鈍想愚感

何にでも興味を持つ一介の市井人。40年間をサラリーマンとして過ごしてきた経験を元に身の回りの出来事を勝手気ままに切る

福島第1原発の汚染水問題の対策で、東京電力はもはや当事者能力を失くしている

2013-08-26 | Weblog
 東京電力福島第1原発の地上タンクから高濃度の放射性物質を含んだ汚染水の流出問題がどんどん拡大している。当初120リットルと言っていた流出量が300トンに増えたか、と思っていたら、今度はその汚染水を貯めていたタンクが使い回しのものであることが判明した。一方で、放射能汚染された地下水が海に流出している問題は相変わらず解決の糸口さえ見つかっていない。東京電力にはもはや統治能力がないと見る向きもあるほどで、管理すべき原子力庁の石原伸晃長官の声がさっぱり聞こえてこないのも不思議なことだ。

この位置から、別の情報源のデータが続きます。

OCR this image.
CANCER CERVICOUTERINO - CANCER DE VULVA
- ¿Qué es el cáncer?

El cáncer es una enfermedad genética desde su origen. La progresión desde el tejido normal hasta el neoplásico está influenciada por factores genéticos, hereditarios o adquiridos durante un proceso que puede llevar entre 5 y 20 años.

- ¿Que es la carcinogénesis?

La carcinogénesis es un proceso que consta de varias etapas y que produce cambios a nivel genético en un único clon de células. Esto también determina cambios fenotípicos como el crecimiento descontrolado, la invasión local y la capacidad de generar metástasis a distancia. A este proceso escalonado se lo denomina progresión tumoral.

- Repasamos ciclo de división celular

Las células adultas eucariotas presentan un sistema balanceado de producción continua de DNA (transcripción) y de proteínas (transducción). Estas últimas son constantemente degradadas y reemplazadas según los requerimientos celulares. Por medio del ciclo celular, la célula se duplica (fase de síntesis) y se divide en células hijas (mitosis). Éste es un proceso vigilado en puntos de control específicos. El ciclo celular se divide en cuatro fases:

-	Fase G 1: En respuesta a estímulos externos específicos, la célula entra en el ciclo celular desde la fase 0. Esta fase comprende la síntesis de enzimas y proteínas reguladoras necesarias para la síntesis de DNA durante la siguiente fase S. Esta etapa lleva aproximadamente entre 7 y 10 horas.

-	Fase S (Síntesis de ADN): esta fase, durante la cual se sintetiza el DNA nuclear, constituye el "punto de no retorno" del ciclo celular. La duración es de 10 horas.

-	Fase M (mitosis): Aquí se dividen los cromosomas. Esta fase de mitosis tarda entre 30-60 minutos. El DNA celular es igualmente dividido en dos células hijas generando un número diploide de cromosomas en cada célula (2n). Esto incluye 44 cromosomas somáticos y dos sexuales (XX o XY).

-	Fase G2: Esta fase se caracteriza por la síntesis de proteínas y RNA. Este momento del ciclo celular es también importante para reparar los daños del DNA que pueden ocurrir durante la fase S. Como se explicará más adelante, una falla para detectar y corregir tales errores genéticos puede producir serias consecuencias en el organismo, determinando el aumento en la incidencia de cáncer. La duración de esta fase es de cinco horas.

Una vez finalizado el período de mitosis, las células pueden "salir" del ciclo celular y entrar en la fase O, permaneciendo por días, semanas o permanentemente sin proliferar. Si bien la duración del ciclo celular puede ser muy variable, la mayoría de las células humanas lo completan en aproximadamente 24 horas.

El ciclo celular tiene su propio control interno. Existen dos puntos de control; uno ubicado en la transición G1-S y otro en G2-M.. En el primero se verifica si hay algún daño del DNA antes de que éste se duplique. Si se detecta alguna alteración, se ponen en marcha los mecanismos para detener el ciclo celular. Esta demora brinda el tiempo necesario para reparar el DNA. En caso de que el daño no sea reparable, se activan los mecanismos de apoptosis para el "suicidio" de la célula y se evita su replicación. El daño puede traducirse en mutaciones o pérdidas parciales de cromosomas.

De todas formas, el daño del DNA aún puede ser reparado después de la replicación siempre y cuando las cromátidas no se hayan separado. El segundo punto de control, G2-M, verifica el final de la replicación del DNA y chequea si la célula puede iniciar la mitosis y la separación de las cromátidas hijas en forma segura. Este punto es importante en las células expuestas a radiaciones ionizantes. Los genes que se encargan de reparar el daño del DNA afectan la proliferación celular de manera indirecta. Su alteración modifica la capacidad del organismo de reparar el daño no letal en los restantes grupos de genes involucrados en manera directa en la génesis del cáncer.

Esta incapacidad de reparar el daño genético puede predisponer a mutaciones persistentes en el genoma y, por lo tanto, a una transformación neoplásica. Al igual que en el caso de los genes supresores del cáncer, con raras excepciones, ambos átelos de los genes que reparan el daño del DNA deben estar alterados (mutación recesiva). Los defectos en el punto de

 当初、福島第1原発からの地下水の湧出量は120リットルと言われていた。それが実は300トンだ、と言い出し、海へ流出するのを止めるのに地下に凍結した防水壁をつくるのだとか、違うところへ溜めるのだ、と言ったりしていたが、数日して今度は汚染水を貯めて地上に設置していたタンクからの水漏れが発見された。この汚染水には数時間いれば年間に許容されている数量の放射能が含まれていることが判明した。しかも新たな事実が分かる度にまるで他人事かのように記者会見している東京電力の担当者の姿がテレビに現れ、視聴者の怒りを買っていた。

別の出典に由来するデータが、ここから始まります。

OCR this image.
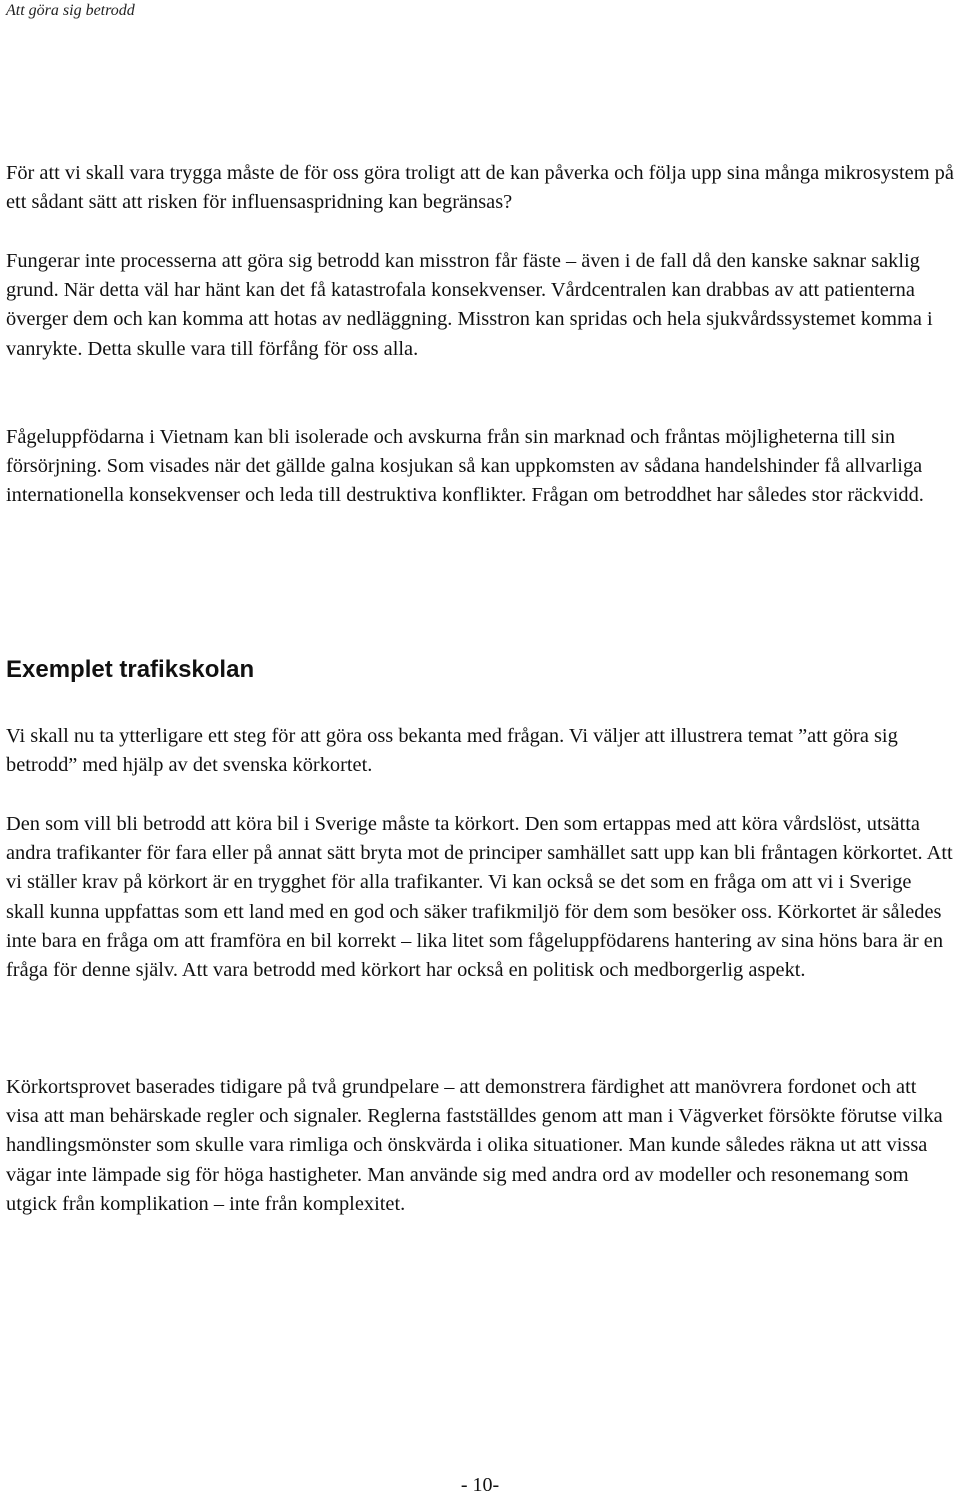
Att göra sig betrodd

För att vi skall vara trygga måste de för oss göra troligt att de kan påverka och följa upp sina många mikrosystem på ett sådant sätt att risken för influensaspridning kan begränsas?

Fungerar inte processerna att göra sig betrodd kan misstron får fäste – även i de fall då den kanske saknar saklig grund. När detta väl har hänt kan det få katastrofala konsekvenser. Vårdcentralen kan drabbas av att patienterna överger dem och kan komma att hotas av nedläggning. Misstron kan spridas och hela sjukvårdssystemet komma i vanrykte. Detta skulle vara till förfång för oss alla.

Fågeluppfödarna i Vietnam kan bli isolerade och avskurna från sin marknad och fråntas möjligheterna till sin försörjning. Som visades när det gällde galna kosjukan så kan uppkomsten av sådana handelshinder få allvarliga internationella konsekvenser och leda till destruktiva konflikter. Frågan om betroddhet har således stor räckvidd.

Exemplet trafikskolan

Vi skall nu ta ytterligare ett steg för att göra oss bekanta med frågan. Vi väljer att illustrera temat ”att göra sig betrodd” med hjälp av det svenska körkortet.

Den som vill bli betrodd att köra bil i Sverige måste ta körkort. Den som ertappas med att köra vårdslöst, utsätta andra trafikanter för fara eller på annat sätt bryta mot de principer samhället satt upp kan bli fråntagen körkortet. Att vi ställer krav på körkort är en trygghet för alla trafikanter. Vi kan också se det som en fråga om att vi i Sverige skall kunna uppfattas som ett land med en god och säker trafikmiljö för dem som besöker oss. Körkortet är således inte bara en fråga om att framföra en bil korrekt – lika litet som fågeluppfödarens hantering av sina höns bara är en fråga för denne själv. Att vara betrodd med körkort har också en politisk och medborgerlig aspekt.

Körkortsprovet baserades tidigare på två grundpelare – att demonstrera färdighet att manövrera fordonet och att visa att man behärskade regler och signaler. Reglerna fastställdes genom att man i Vägverket försökte förutse vilka handlingsmönster som skulle vara rimliga och önskvärda i olika situationer. Man kunde således räkna ut att vissa vägar inte lämpade sig för höga hastigheter. Man använde sig med andra ord av modeller och resonemang som utgick från komplikation – inte från komplexitet.

- 10-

 そして、さらに25日になって汚染水が漏れ出していた地上のタンクが、実は使い回しのタンクであることが判明した。問題のタンクは2011年6月から福島際1原発の敷地北部に設置されていたもので、東電は東日本大震災後にこれを解体していまの場所に移設した。タンクの設置に関わった協力会社の幹部は「タンクは工期も短く、金もなるべくかけずに作った。組み立て式で、ボルトや水漏れを防ぐパッキンの劣化がひどく、事故は織り込み済みのことだった」と明かしている。
 そもそも福島第1原発を建てるときに地下水がどのくらい湧出してくるものなのか、原発からの排水とどう混じり合うのか、といったことを全く想定していなかったのだろうか。建設した当時の資料なら、データがほとんど残っていないことなどありえない。事情を知っている人がいなくなったというのならわからないでもないが、
基本的な地下水対策ひとつとっても内部の管理体制がきちんと出来上がっていないことのなによりの証拠である。
 国の原子力規制委員会も福島第1原発の事故回復状況をいまのレベル1からレベル3に引き上げる方向で検討に入った、というが、遅すぎる措置である。事故発生後、数日経ってから東京電力の副社長が福島県庁を訪れ副知事に謝罪したニュースが流されていたが、いまはそんな形式的なことをしている場合ではなく、事故処理をいかに図るかに全力を注ぐべき時であるというのに、東京電力はもはや当事者能力を失いつつあるような感じがしてならない。
 毎日新聞が全国の1549世帯に対して24、15日に行った世論調査では、91%の人が「汚染水対策にもっと国が関与すべきだ」と答えていることがそのことを物語っている。東京電力はもはや自らのガバナンス能力を失くしている、といっていいだろう。